11.2 Termination for Cause. Either party may terminate this Agreement or any affected Order Form upon written notice if the other party: (a) materially breaches this Agreement and fails to cure within thirty (30) days of notice; or (b) becomes insolvent, is subject to bankruptcy or similar proceedings, or ceases operations.

11.3 Effect of Termination. Upon expiration or termination of an Order Form or this Agreement: (a) Customer's rights to access and use the applicable Services and Software will cease; (b) Customer will promptly pay all Fees due and owing; (c) each party will, upon request, return or destroy the other's Confidential Information, subject to any legal retention requirements; and (d) Loopr may delete Customer Data thirty (30) days after termination. Sections 1 (Definitions), 3.3 (Restrictions), 5 (Fees), 6.1-6.3 (Data Ownership/Use), 7 (Confidentiality), 9.4-9.5 (Disclaimers), 10 (Liability), 11.3 (Effect of Termination), and 12 (Miscellaneous) survive expiration or termination.

11.4 Data Export. For Hosted Service, Customer may export Customer Data via available APIs or export tools before the end of the Subscription Term.

12. Miscellaneous

12.1 Governing Law. This Agreement is governed by the laws of the State of Delaware, excluding its conflict-of-law rules.
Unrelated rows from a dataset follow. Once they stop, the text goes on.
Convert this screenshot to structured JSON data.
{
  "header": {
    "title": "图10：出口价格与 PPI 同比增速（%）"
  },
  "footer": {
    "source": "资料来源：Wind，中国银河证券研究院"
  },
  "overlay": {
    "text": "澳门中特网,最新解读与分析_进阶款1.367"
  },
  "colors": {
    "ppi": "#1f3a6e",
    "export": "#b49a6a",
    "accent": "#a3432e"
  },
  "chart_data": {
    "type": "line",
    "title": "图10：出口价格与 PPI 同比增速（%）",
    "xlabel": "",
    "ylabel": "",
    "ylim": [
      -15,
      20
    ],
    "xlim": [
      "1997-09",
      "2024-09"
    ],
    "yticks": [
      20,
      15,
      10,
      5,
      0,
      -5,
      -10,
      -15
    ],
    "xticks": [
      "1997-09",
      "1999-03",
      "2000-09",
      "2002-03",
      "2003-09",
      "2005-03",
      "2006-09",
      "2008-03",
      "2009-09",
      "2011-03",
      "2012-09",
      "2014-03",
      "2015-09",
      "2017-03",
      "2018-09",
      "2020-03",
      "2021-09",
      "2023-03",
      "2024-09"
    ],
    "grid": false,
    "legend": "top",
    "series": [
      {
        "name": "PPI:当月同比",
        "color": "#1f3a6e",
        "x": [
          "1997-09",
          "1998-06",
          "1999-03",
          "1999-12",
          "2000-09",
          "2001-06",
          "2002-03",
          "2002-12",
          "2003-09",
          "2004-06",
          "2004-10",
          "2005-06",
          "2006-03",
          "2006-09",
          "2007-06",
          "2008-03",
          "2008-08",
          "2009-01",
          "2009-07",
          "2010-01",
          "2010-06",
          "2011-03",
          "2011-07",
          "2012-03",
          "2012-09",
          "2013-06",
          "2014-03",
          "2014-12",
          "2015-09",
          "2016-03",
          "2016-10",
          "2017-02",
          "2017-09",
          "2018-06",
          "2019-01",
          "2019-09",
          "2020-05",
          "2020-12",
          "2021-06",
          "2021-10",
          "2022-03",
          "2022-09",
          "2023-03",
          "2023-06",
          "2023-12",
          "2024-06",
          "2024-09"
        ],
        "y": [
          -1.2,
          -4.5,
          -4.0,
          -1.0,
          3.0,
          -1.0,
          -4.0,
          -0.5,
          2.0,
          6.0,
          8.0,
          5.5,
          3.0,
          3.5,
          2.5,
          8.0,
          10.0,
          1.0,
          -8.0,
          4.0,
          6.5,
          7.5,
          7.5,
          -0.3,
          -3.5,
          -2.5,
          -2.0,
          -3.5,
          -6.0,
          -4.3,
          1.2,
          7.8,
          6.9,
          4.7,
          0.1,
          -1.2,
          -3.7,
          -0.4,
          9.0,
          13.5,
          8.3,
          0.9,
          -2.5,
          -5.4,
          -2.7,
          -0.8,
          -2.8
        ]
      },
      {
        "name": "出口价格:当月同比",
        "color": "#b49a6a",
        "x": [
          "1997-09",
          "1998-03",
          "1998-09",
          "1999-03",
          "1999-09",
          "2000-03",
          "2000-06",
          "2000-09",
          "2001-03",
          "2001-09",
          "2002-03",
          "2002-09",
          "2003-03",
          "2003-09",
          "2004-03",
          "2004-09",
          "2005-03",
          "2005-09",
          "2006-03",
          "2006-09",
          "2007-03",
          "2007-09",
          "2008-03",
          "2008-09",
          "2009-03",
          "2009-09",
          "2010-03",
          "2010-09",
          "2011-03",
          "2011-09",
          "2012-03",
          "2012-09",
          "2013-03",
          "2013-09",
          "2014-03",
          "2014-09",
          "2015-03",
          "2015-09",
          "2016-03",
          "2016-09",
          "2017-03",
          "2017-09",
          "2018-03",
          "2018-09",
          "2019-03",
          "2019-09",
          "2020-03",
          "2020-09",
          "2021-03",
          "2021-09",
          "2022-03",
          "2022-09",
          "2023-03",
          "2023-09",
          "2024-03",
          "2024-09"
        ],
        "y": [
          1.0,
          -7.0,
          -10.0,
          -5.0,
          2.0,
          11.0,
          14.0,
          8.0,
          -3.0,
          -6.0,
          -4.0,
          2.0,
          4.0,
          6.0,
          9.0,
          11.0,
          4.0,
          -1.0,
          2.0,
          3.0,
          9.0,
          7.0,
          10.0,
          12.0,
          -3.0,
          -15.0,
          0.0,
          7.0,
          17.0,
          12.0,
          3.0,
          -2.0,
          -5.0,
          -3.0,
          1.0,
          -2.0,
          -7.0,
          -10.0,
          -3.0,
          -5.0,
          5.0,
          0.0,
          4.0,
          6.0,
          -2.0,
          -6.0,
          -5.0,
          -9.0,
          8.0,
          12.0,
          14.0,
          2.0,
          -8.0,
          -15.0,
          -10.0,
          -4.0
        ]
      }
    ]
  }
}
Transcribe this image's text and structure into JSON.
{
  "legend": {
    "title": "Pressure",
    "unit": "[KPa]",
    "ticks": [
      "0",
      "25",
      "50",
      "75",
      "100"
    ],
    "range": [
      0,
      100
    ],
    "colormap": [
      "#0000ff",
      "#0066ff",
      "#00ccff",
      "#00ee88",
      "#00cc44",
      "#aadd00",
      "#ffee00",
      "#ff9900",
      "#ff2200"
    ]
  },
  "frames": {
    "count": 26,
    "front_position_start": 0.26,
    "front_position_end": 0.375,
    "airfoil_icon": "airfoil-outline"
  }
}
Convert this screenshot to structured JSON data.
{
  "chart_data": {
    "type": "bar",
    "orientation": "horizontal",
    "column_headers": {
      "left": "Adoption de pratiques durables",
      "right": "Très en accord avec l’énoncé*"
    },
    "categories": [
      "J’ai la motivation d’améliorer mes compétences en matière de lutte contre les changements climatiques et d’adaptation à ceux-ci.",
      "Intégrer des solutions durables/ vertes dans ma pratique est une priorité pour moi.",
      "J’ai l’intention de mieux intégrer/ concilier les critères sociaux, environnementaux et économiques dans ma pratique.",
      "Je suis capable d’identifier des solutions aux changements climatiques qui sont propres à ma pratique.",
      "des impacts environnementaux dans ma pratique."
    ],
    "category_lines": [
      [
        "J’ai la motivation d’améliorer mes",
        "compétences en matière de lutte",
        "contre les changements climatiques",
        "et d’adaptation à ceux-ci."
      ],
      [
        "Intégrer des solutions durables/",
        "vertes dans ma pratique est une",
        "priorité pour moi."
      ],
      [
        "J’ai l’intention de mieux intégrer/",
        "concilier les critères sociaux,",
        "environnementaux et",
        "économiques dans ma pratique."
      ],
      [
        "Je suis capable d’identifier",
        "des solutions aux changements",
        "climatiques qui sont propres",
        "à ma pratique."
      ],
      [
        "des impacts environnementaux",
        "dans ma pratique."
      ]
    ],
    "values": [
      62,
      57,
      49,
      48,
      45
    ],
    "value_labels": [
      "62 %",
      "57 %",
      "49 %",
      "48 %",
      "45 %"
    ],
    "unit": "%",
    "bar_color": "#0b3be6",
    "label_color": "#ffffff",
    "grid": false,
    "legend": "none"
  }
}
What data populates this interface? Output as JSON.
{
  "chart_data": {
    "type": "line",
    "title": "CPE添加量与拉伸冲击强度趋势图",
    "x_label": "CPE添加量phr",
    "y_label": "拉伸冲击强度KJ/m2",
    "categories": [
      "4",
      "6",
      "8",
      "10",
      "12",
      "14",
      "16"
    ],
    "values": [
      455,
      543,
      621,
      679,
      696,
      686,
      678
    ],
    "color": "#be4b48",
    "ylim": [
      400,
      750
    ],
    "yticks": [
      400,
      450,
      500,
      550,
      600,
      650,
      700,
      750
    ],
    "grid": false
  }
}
12.2 Dispute Resolution. Any dispute arising out of or relating to this Agreement shall be resolved in the state or federal courts located in New Castle County, Delaware, and each party consents to such jurisdiction.

12.3 Assignment. Neither party may assign this Agreement without the other's prior written consent, except that either party may assign it in connection with a merger, acquisition, or sale of substantially all its assets.

12.4 Force Majeure. Neither party will be liable for delays or failures caused by events beyond its reasonable control (e.g., acts of God, war, cyberattacks, labor disputes, or downtime or service interruptions by hyperscalers such as Microsoft Azure or AWS), provided it uses reasonable efforts to mitigate the impact.

12.5 Entire Agreement. This Agreement, together with all Order Forms, constitutes the entire agreement between the parties and supersedes all prior agreements regarding the subject matter.

12.6 Amendments. Any amendment must be in writing and signed (or otherwise agreed to) by both parties.

12.7 Order of Precedence. If there is a conflict between this Agreement and an Order Form, the Order Form will control solely with respect to the Services specified therein.

12.8 Notices. Notices under this Agreement shall be in writing and delivered to the addresses specified by the parties in the Order Form (or updated contact information).